Par exemple, les niveaux médians mondiaux de RAM étaient de 42% (E. Coli) et 35% (Staphylococcus aureus résistant à la Méthiciline – SARM) – les deux indicateurs de l’objectif de développement durable de la RAM. Mais si l’on ne tient compte que des pays où la couverture des tests est élevée, ces niveaux sont nettement inférieurs, soit 11 % et 6,8 % respectivement.
En ce qui concerne la consommation d’antimicrobiens chez l’homme, 65 % des 27 pays déclarants ont atteint l’objectif de l’OMS consistant à garantir qu’au moins 60 % des antimicrobiens consommés appartiennent au groupe d’antibiotiques « ACCESS », c’est-à-dire aux antibiotiques qui, selon la classification AWaRE de l’OMS, sont efficaces dans un large éventail d’infections courantes et présentent un risque relativement faible de créer une résistance.
Les taux de AMR restent difficiles à interpréter en raison de la couverture insuffisante des tests et de la faiblesse des capacités des laboratoires, en particulier dans les pays à revenu faible ou intermédiaire.
Pour combler cette lacune critique, l’OMS suivra une double approche visant à produire des preuves à court terme par le biais d’enquêtes et à renforcer à long terme les capacités de surveillance systématique. Cela impliquera l’introduction d’enquêtes nationales représentatives sur la prévalence de la RAM afin de générer des données de base et des données sur les tendances de la RAM pour l’élaboration de politiques et le suivi des interventions, ainsi qu’une augmentation du nombre de laboratoires ayant fait l’objet d’un contrôle de qualité qui communiquent des données représentatives sur la RAM à tous les niveaux du système de santé.

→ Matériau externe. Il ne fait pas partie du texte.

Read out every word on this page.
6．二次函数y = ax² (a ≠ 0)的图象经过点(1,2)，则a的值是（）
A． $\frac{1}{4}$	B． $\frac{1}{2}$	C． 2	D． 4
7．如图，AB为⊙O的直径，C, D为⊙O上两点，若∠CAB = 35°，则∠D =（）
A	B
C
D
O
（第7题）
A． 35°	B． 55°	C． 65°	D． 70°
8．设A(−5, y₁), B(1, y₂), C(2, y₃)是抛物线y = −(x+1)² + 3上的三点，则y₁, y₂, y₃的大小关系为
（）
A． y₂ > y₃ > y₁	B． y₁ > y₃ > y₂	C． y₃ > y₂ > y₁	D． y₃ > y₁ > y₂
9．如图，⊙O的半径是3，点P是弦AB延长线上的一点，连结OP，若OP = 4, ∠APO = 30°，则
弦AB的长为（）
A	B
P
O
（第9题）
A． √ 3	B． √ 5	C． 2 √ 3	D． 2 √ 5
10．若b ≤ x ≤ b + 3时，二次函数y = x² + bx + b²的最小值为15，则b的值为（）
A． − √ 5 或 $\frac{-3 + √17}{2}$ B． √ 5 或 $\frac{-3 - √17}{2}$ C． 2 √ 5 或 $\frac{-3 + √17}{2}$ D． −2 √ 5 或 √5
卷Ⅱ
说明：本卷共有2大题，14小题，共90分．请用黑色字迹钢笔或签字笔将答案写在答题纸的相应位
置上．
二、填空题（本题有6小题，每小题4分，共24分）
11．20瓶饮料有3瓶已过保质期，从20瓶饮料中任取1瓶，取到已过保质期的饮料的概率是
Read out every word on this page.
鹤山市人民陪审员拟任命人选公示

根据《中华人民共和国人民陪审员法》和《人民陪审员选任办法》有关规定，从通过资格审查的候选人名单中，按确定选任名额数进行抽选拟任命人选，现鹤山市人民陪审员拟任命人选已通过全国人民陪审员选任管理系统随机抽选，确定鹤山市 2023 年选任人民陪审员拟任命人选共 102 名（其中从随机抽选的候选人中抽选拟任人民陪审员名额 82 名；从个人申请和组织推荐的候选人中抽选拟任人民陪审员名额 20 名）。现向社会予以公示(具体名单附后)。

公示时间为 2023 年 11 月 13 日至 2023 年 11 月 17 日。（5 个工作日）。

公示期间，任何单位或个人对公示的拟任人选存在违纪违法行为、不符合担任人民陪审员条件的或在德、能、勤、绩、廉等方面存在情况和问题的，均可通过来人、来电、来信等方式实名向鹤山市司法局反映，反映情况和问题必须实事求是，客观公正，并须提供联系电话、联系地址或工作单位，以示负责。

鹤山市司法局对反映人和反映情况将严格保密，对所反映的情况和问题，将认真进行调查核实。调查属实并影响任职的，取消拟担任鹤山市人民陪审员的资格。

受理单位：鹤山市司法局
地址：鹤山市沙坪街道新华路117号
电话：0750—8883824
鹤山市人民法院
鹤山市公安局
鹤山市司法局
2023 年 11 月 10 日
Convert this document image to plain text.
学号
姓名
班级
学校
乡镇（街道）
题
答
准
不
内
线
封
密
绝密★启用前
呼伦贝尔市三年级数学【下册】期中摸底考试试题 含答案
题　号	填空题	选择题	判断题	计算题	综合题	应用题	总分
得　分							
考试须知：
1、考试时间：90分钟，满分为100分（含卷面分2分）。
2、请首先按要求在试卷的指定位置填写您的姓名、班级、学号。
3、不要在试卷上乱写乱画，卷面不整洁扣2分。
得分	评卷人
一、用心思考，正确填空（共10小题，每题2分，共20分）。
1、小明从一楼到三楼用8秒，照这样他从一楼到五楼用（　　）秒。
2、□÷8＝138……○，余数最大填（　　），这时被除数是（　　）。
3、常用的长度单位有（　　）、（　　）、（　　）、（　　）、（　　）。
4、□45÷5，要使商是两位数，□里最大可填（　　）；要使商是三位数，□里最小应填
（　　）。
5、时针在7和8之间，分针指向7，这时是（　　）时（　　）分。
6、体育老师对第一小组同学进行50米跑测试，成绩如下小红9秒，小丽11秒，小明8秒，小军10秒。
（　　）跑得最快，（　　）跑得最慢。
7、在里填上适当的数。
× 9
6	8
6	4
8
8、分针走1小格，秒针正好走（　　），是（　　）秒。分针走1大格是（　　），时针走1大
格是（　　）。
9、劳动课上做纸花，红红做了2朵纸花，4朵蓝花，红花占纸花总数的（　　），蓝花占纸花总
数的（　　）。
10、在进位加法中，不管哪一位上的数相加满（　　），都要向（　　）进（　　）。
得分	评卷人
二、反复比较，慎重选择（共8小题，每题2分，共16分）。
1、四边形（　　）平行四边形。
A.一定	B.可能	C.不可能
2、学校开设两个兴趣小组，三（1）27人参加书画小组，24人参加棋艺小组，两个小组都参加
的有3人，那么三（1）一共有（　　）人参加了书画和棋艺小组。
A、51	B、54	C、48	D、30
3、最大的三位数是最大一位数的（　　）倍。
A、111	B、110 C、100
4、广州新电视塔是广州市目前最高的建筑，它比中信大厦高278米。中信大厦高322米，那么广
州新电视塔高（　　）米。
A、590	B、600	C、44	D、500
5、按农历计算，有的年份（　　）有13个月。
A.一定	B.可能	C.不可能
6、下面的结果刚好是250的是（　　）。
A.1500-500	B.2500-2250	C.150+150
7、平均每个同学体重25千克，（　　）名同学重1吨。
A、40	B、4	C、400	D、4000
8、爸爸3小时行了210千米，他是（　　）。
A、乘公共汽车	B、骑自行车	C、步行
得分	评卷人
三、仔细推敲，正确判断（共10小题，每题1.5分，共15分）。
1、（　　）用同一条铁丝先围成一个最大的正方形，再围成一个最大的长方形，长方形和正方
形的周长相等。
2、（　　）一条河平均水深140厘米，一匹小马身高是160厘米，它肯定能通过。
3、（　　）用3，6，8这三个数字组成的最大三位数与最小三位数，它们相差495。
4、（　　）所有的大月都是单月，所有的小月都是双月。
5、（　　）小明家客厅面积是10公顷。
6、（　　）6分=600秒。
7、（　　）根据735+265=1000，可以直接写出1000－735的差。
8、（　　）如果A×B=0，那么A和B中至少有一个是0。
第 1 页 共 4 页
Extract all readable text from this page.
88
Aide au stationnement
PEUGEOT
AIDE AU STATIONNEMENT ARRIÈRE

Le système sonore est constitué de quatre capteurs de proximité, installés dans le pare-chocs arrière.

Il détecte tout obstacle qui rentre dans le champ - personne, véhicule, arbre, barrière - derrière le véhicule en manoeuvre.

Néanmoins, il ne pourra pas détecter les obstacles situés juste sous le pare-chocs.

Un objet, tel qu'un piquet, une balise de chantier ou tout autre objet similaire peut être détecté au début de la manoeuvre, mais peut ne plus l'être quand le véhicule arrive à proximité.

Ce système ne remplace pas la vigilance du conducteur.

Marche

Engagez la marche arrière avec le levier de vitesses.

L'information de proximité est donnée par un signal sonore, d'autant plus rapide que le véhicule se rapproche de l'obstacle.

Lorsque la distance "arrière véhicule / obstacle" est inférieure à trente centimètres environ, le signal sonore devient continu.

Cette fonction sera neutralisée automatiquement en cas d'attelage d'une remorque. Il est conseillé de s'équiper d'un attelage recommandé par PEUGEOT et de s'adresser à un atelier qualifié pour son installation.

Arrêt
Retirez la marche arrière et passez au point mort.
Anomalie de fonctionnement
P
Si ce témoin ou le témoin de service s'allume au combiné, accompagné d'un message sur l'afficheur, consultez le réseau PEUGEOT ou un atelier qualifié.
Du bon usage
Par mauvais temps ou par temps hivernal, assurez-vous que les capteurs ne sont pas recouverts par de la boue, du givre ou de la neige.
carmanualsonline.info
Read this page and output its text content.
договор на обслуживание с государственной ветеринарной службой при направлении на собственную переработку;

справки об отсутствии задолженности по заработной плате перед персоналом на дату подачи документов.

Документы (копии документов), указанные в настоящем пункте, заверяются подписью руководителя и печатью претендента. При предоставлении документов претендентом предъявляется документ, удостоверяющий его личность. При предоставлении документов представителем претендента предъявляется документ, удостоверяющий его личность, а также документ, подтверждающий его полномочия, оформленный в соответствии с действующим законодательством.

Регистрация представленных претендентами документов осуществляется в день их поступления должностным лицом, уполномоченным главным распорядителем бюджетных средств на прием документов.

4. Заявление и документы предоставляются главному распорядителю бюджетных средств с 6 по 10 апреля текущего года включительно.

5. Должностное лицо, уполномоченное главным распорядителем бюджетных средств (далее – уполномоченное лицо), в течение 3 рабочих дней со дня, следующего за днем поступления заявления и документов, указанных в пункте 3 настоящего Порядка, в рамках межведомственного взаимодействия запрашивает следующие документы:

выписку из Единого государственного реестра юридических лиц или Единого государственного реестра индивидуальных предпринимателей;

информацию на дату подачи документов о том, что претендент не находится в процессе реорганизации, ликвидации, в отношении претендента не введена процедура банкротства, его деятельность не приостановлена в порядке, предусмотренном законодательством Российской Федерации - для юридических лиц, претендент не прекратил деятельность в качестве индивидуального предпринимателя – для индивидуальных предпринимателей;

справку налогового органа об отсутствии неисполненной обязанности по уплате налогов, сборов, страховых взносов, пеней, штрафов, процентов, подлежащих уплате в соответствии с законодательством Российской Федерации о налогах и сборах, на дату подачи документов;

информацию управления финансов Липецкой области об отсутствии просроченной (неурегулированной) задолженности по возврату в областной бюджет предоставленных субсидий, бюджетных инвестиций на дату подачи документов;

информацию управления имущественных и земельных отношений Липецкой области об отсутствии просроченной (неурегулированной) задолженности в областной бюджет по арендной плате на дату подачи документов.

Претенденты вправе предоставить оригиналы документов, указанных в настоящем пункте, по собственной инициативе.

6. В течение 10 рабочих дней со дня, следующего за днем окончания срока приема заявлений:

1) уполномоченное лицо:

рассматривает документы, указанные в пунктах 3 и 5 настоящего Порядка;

Pour répondre aux tendances de la résistance aux antimicrobiens, les pays doivent s’engager au plus haut niveau à renforcer leur capacité de surveillance, à fournir des données de qualité et à inciter l’ensemble de la population et des communautés à agir.
En renforçant la collecte de données normalisées de qualité sur la RAM et la CMA, la prochaine phase de GLASS soutiendra une action efficace basée sur les données pour arrêter l’émergence et la propagation de la RAM et protéger l’utilisation des médicaments antimicrobiens pour les générations futures.